I have a .csv
file that contains 105M rows and 30 columns that I would like to query for plotting in an R shiny app.
it contains alpha-numeric data that looks like:
#Example data
df<-as.data.frame(percent=as.numeric(rep(c("50","80"),each=5e2)),
maskProportion=as.numeric(rep(c("50","80")),each=5e2),
dose=runif(1e3),
origin=as.factor(rep(c("ABC","DEF"),each=5e2)),
destination=as.factor(rep(c("XYZ","GHI"),each=5e2))
)
write.csv(df,"PassengerData.csv")
In the terminal, I have ingested it into an SQLite database as follows:
$ sqlite3 -csv PassengerData.sqlite3 '.import PassengerData.csv df'
which is from:
Creating an SQLite DB in R from an CSV file: why is the DB file 0KB and contains no tables?
So far so good.
The problem I have is speed in querying in R so I tried indexing the DB back in the terminal.

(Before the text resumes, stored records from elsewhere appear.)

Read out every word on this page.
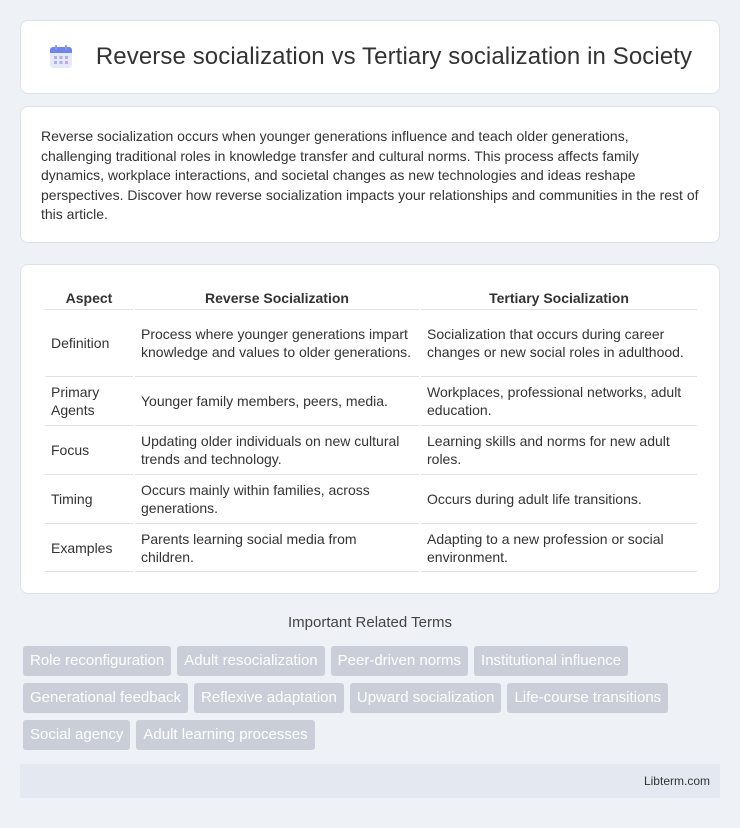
Reverse socialization vs Tertiary socialization in Society

Reverse socialization occurs when younger generations influence and teach older generations, challenging traditional roles in knowledge transfer and cultural norms. This process affects family dynamics, workplace interactions, and societal changes as new technologies and ideas reshape perspectives. Discover how reverse socialization impacts your relationships and communities in the rest of this article.

Aspect	Reverse Socialization	Tertiary Socialization
Definition	Process where younger generations impart knowledge and values to older generations.	Socialization that occurs during career changes or new social roles in adulthood.
Primary Agents	Younger family members, peers, media.	Workplaces, professional networks, adult education.
Focus	Updating older individuals on new cultural trends and technology.	Learning skills and norms for new adult roles.
Timing	Occurs mainly within families, across generations.	Occurs during adult life transitions.
Examples	Parents learning social media from children.	Adapting to a new profession or social environment.
Important Related Terms
Role reconfiguration	Adult resocialization	Peer-driven norms	Institutional influence
Generational feedback	Reflexive adaptation	Upward socialization	Life-course transitions
Social agency	Adult learning processes
Libterm.com
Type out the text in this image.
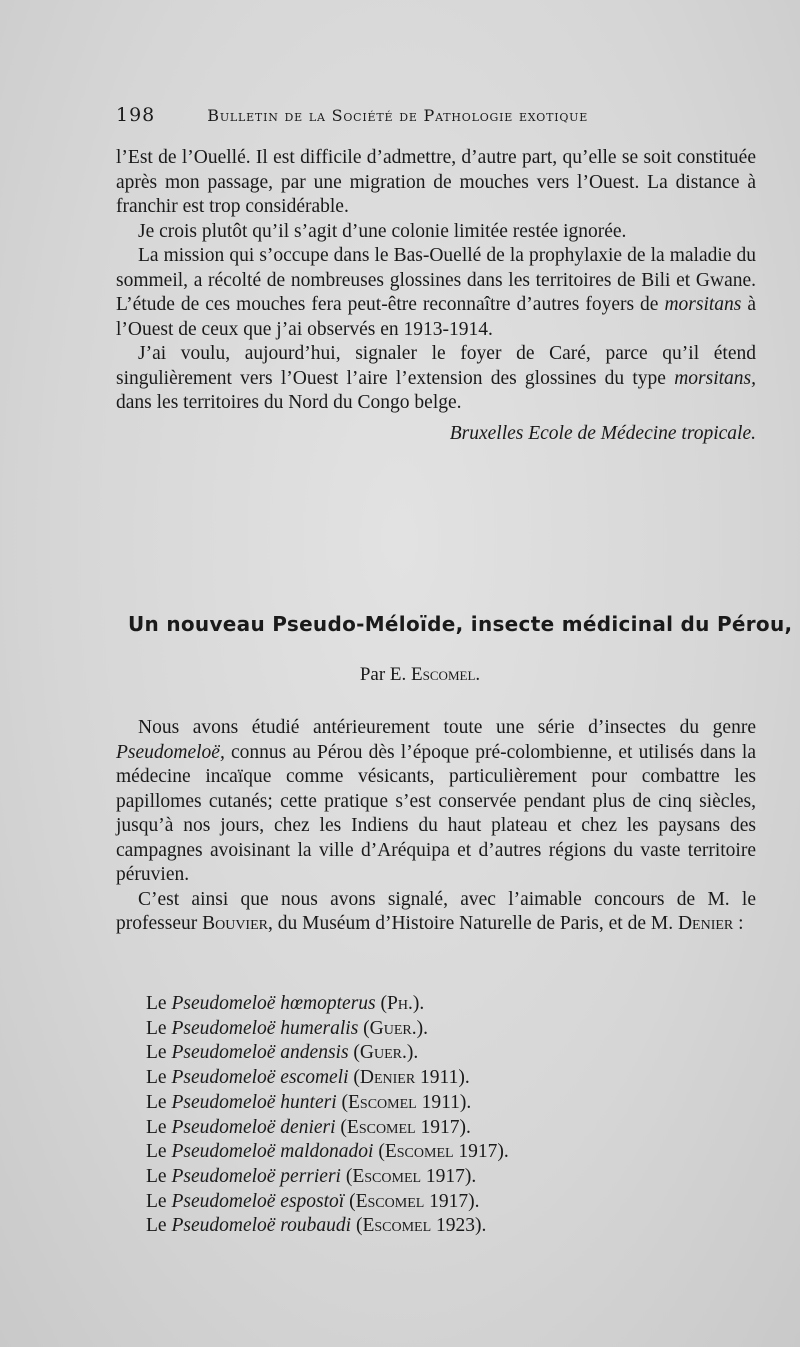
198	Bulletin de la Société de Pathologie exotique

l’Est de l’Ouellé. Il est difficile d’admettre, d’autre part, qu’elle se soit constituée après mon passage, par une migration de mouches vers l’Ouest. La distance à franchir est trop considérable.

Je crois plutôt qu’il s’agit d’une colonie limitée restée ignorée.

La mission qui s’occupe dans le Bas-Ouellé de la prophylaxie de la maladie du sommeil, a récolté de nombreuses glossines dans les territoires de Bili et Gwane. L’étude de ces mouches fera peut-être reconnaître d’autres foyers de morsitans à l’Ouest de ceux que j’ai observés en 1913-1914.

J’ai voulu, aujourd’hui, signaler le foyer de Caré, parce qu’il étend singulièrement vers l’Ouest l’aire l’extension des glossines du type morsitans, dans les territoires du Nord du Congo belge.

Bruxelles Ecole de Médecine tropicale.
Un nouveau Pseudo-Méloïde, insecte médicinal du Pérou,
Par E. Escomel.

Nous avons étudié antérieurement toute une série d’insectes du genre Pseudomeloë, connus au Pérou dès l’époque pré-colombienne, et utilisés dans la médecine incaïque comme vésicants, particulièrement pour combattre les papillomes cutanés; cette pratique s’est conservée pendant plus de cinq siècles, jusqu’à nos jours, chez les Indiens du haut plateau et chez les paysans des campagnes avoisinant la ville d’Aréquipa et d’autres régions du vaste territoire péruvien.

C’est ainsi que nous avons signalé, avec l’aimable concours de M. le professeur Bouvier, du Muséum d’Histoire Naturelle de Paris, et de M. Denier :

Le Pseudomeloë hœmopterus (Ph.).
Le Pseudomeloë humeralis (Guer.).
Le Pseudomeloë andensis (Guer.).
Le Pseudomeloë escomeli (Denier 1911).
Le Pseudomeloë hunteri (Escomel 1911).
Le Pseudomeloë denieri (Escomel 1917).
Le Pseudomeloë maldonadoi (Escomel 1917).
Le Pseudomeloë perrieri (Escomel 1917).
Le Pseudomeloë espostoï (Escomel 1917).
Le Pseudomeloë roubaudi (Escomel 1923).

In sqlite3, I tried creating indexes on percent, maskProportion, origin and destination following this link https://data.library.virginia.edu/creating-a-sqlite-database-for-use-with-r/ :
$ sqlite3 create index "percent" on PassengerData("percent");
$ sqlite3 create index "origin" on PassengerData("origin");
$ sqlite3 create index "destination" on PassengerData("destination");
$ sqlite3 create index "maskProp" on PassengerData("maskProp");
I run out of disk space because my DB seems to grow in size every time I make an index. E.g. after running the first command the size is 20GB. How can I avoid this?